Trend Tuesday: Teen Texting Rise and New Legislation

When I was a teenager (early 2000’s), text messaging didn’t exist. Blackberries were around and could send emails, but they were expensive, and no one my age had one. Actually, most of my friends didn’t have cell phones until they were driving, and some not until college. And even then, minutes were expensive, so my group didn’t really use our phones very often. We used instant messenger.

I can remember nights of having 9 different conversation windows open on my computer screen (until the miracle of tabs) and learning to type fast solely so I could chat faster. While IM was great at allowing multiple conversations, it did have it’s limitations.   You couldn’t really use it without sitting in front of a computer (connected to the internet), and IM required that the other person was in front of a computer, also connected.   This tiny requirement usually kept IM sessions to a few hours in the evening, and not always every night.

Texts are very similar to IM’s. Short messages are sent back and forth between two people (occasionally sent in mass). Texting, however, has essentially removed the limitation of being in front of a computer and connected to the internet. And it has changed everything for teens.   Now, teens can “IM” each other at any time, day or night. You just need to have a cell phone, which many are getting at younger and younger ages (I know a 12 year-old who sports an iPhone). Those of us older than 19 may text quite a bit, but not nearly as much as the teens. I send/receive around 1,200 texts a month.   In the world of the teens, though, that is bush league.   The teens I know (friends of my younger brother) send between 5k and 10k texts a month. Rumor is one girl sends almost 20k per month. Texting that much is almost inconceivable in my mind, but carrying on conversations with friends is not.

I’m sure if my IM messages were tallied up in a similar fashion, I would have sent similar numbers. But again, my IM’s were limited to time in front of the computer.   Because these massive amount of texts are being sent at any and all times, they are creating some dangerous situations.   Car and Driver recently did a study and found texting while driving to be (much) more dangerous than drinking and driving.

Texting while driving

As a result of the growing trend of accidents caused by texting, many states (Arkansas, Colorado, Illinois, Maryland, North Carolina, Texas, and Virginia) are enacting legislation to make texting and emailing from mobile devices for teens (and in some cases everyone) illegal while driving.

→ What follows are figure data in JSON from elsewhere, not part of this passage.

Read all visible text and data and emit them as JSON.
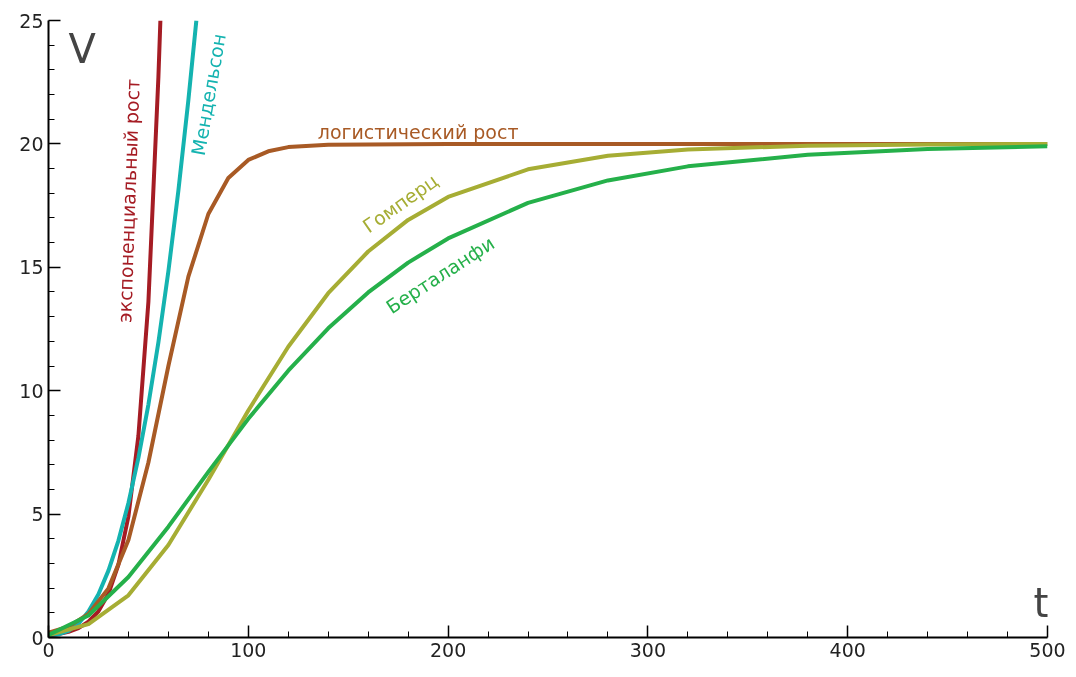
{
  "chart_data": {
    "type": "line",
    "xlabel": "t",
    "ylabel": "V",
    "xlim": [
      0,
      500
    ],
    "ylim": [
      0,
      25
    ],
    "xticks": [
      0,
      {
        "value": 20,
        "label": null
      },
      {
        "value": 40,
        "label": null
      },
      {
        "value": 60,
        "label": null
      },
      {
        "value": 80,
        "label": null
      },
      100,
      {
        "value": 120,
        "label": null
      },
      {
        "value": 140,
        "label": null
      },
      {
        "value": 160,
        "label": null
      },
      {
        "value": 180,
        "label": null
      },
      200,
      {
        "value": 220,
        "label": null
      },
      {
        "value": 240,
        "label": null
      },
      {
        "value": 260,
        "label": null
      },
      {
        "value": 280,
        "label": null
      },
      300,
      {
        "value": 320,
        "label": null
      },
      {
        "value": 340,
        "label": null
      },
      {
        "value": 360,
        "label": null
      },
      {
        "value": 380,
        "label": null
      },
      400,
      {
        "value": 420,
        "label": null
      },
      {
        "value": 440,
        "label": null
      },
      {
        "value": 460,
        "label": null
      },
      {
        "value": 480,
        "label": null
      },
      500
    ],
    "yticks": [
      0,
      {
        "value": 1,
        "label": null
      },
      {
        "value": 2,
        "label": null
      },
      {
        "value": 3,
        "label": null
      },
      {
        "value": 4,
        "label": null
      },
      5,
      {
        "value": 6,
        "label": null
      },
      {
        "value": 7,
        "label": null
      },
      {
        "value": 8,
        "label": null
      },
      {
        "value": 9,
        "label": null
      },
      10,
      {
        "value": 11,
        "label": null
      },
      {
        "value": 12,
        "label": null
      },
      {
        "value": 13,
        "label": null
      },
      {
        "value": 14,
        "label": null
      },
      15,
      {
        "value": 16,
        "label": null
      },
      {
        "value": 17,
        "label": null
      },
      {
        "value": 18,
        "label": null
      },
      {
        "value": 19,
        "label": null
      },
      20,
      {
        "value": 21,
        "label": null
      },
      {
        "value": 22,
        "label": null
      },
      {
        "value": 23,
        "label": null
      },
      {
        "value": 24,
        "label": null
      },
      25
    ],
    "grid": false,
    "marker": "none",
    "line_style": "solid",
    "series": [
      {
        "name": "экспоненциальный рост",
        "color": "#a51c24",
        "x": [
          0,
          5,
          10,
          15,
          20,
          25,
          30,
          35,
          40,
          45,
          50,
          55,
          56
        ],
        "values": [
          0.08,
          0.14,
          0.23,
          0.38,
          0.64,
          1.06,
          1.77,
          2.95,
          4.91,
          8.17,
          13.6,
          22.7,
          25
        ]
      },
      {
        "name": "Мендельсон",
        "color": "#14b3b0",
        "x": [
          0,
          5,
          10,
          15,
          20,
          25,
          30,
          35,
          40,
          45,
          50,
          55,
          60,
          65,
          70,
          74
        ],
        "values": [
          0.1,
          0.13,
          0.27,
          0.56,
          1.05,
          1.75,
          2.71,
          3.93,
          5.45,
          7.28,
          9.44,
          11.96,
          14.84,
          18.1,
          21.77,
          25
        ]
      },
      {
        "name": "логистический рост",
        "color": "#a85a25",
        "x": [
          0,
          10,
          20,
          30,
          40,
          50,
          60,
          70,
          80,
          90,
          100,
          110,
          120,
          140,
          200,
          500
        ],
        "values": [
          0.2,
          0.44,
          0.95,
          1.99,
          3.95,
          7.09,
          11.0,
          14.62,
          17.16,
          18.62,
          19.35,
          19.7,
          19.87,
          19.97,
          20,
          20
        ]
      },
      {
        "name": "Гомперц",
        "color": "#a6ad34",
        "x": [
          0,
          20,
          40,
          60,
          80,
          100,
          120,
          140,
          160,
          180,
          200,
          240,
          280,
          320,
          380,
          440,
          500
        ],
        "values": [
          0.1,
          0.54,
          1.71,
          3.75,
          6.39,
          9.2,
          11.78,
          13.95,
          15.64,
          16.92,
          17.85,
          18.97,
          19.52,
          19.77,
          19.93,
          19.98,
          20
        ]
      },
      {
        "name": "Берталанфи",
        "color": "#25b04a",
        "x": [
          0,
          20,
          40,
          60,
          80,
          100,
          120,
          140,
          160,
          180,
          200,
          240,
          280,
          320,
          380,
          440,
          500
        ],
        "values": [
          0.1,
          0.89,
          2.45,
          4.49,
          6.71,
          8.86,
          10.81,
          12.53,
          13.98,
          15.19,
          16.17,
          17.61,
          18.52,
          19.09,
          19.56,
          19.79,
          19.9
        ]
      }
    ]
  }
}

As society is adapting to new technologies, it is great to see that the lawmakers are doing their part to keep up. These types of laws are picking up steam across the country and will likely be the norm in a few more years.

Adults may not be texting up a storm as they drive, but sending emails and twittering are likely just as dangerous. These communication tools have brought communication everywhere, even places where we should be focused on other things. Let’s keep having the conversations, but make sure it is done safely.